Members who are HIV-positive who have not developed AIDS
may be considered for retention on a case-by-case basis.
One of the most important things when a member is diagnosed
as being HIV-positive is for that person to have professional
counselling to help in understanding the nature of the illness
and what to do to maintain health. Defence members are entitled
to treatment for this illness over the period that they
continue to serve as Defence members.
So when does the ADF test for blood-borne diseases? Everyone
applying to join the ADF is tested and then tested again
three months after returning from an operational deployment.
Members who believe they may have been exposed to a blood-borne
virus infection should seek medical advice as soon as possible.
The viruses can have significant incubation times, during
which time a false negative test may be initially returned.

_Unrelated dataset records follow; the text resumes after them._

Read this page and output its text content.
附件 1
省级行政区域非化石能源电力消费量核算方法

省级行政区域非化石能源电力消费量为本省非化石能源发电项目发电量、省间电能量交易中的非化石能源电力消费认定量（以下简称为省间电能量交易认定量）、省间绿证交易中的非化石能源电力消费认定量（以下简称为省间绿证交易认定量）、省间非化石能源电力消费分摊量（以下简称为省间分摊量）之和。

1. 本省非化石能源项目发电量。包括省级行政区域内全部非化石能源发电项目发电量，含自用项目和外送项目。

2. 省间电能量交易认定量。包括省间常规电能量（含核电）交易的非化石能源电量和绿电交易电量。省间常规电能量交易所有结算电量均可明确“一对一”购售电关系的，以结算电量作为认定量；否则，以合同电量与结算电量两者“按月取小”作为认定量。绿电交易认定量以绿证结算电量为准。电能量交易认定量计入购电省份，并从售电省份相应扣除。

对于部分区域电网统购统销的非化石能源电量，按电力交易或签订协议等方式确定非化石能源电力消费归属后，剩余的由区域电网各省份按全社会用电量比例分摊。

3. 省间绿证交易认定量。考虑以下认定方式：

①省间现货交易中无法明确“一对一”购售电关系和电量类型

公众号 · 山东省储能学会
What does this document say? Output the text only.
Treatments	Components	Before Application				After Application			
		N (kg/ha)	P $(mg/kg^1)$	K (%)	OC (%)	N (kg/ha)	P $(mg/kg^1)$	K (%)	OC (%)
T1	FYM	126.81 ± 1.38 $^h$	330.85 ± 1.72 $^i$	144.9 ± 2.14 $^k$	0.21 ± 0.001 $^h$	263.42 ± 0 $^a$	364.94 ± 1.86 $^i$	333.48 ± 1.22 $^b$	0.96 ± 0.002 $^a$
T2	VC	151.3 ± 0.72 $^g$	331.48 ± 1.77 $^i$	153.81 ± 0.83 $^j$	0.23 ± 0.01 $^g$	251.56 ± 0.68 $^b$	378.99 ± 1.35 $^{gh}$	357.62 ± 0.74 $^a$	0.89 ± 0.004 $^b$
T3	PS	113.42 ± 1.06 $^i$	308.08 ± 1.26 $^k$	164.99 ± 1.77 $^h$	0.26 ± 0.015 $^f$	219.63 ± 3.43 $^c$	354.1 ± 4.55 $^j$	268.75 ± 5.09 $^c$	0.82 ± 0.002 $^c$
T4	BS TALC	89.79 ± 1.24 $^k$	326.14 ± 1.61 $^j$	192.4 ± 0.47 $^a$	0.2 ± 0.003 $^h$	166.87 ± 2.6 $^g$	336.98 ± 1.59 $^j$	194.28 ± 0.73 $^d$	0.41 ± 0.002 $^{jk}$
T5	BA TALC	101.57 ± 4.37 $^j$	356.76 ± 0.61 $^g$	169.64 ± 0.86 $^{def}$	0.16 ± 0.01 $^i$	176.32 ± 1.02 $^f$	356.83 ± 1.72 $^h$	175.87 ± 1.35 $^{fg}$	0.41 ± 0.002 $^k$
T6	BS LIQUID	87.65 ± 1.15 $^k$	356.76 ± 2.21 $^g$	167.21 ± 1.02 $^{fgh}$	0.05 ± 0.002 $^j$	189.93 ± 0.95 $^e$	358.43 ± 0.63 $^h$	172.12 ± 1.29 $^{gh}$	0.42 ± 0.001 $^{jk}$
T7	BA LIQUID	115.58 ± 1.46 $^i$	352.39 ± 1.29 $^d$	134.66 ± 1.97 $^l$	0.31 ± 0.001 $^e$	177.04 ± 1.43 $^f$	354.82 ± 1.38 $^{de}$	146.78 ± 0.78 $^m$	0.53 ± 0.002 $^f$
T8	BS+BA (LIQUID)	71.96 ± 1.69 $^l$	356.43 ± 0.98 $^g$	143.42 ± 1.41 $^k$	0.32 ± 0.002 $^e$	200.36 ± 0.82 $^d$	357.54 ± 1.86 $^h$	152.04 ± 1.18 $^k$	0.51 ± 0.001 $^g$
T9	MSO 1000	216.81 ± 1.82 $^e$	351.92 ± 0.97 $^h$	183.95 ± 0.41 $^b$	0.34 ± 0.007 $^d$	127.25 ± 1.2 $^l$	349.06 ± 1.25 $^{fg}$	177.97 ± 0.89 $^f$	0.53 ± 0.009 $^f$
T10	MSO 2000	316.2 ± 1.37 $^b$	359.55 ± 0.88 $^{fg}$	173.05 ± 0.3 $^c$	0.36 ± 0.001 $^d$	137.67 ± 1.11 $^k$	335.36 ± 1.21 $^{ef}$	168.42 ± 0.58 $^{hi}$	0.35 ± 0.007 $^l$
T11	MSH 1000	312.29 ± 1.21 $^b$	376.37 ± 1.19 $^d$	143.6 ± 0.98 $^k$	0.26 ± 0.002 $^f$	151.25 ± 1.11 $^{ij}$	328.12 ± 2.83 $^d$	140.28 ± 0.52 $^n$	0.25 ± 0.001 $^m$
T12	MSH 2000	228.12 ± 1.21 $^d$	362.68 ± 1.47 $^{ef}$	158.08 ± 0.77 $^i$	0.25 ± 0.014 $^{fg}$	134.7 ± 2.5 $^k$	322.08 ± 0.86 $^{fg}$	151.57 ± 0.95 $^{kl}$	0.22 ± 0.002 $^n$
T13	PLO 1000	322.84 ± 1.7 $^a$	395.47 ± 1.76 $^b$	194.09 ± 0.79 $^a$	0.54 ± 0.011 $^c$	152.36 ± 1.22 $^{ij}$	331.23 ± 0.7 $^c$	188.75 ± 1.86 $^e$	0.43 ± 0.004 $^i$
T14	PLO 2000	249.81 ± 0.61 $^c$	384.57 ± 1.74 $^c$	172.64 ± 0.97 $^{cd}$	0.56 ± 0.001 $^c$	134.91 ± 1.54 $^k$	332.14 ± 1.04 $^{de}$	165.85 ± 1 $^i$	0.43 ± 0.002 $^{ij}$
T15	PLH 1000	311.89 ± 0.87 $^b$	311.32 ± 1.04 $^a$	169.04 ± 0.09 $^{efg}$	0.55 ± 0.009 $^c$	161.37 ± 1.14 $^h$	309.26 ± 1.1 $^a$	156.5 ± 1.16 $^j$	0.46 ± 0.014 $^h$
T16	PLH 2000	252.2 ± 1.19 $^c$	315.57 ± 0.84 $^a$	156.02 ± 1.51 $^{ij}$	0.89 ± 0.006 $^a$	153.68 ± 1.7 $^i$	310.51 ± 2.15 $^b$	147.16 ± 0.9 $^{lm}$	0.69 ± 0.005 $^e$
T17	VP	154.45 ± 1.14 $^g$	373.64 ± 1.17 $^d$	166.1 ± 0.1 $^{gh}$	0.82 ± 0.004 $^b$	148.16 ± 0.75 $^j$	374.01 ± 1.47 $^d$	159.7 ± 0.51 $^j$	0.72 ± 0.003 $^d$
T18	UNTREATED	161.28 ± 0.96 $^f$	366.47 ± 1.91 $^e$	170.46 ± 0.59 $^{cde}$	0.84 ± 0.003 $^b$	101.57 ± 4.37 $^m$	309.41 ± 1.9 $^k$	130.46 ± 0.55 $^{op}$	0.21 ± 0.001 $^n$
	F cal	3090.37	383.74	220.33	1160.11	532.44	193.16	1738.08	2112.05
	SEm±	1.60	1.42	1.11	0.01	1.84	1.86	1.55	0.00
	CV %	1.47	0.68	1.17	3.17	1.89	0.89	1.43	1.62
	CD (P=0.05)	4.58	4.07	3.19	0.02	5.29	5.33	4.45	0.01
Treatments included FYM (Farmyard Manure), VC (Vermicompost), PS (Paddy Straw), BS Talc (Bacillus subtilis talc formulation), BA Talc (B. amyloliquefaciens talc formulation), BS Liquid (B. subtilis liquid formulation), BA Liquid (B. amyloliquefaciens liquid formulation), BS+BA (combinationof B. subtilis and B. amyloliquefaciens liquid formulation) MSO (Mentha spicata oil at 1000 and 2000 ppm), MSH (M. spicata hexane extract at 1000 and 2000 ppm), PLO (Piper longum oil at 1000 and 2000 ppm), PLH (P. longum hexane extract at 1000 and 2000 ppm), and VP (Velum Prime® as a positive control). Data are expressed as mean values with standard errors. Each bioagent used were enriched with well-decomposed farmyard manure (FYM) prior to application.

This means its not a good idea to simply rely on a
post-deployment test to exclude having contracted a blood
borne disease as a result of a specific at risk exposure.
These are very serious illnesses, so people need to be concerned
if they think they may have been exposed to or contracted
one of them. The best person to talk to for people who think
they have been exposed to a blood-borne virus is the unit
medical officer. The medical officer is able to provide
professional advice and support while managing the diagnostic
process.
The
Defence policy on blood-borne diseases is outlined in Health
Directive No. 210 and DI(G) Pers 16-6.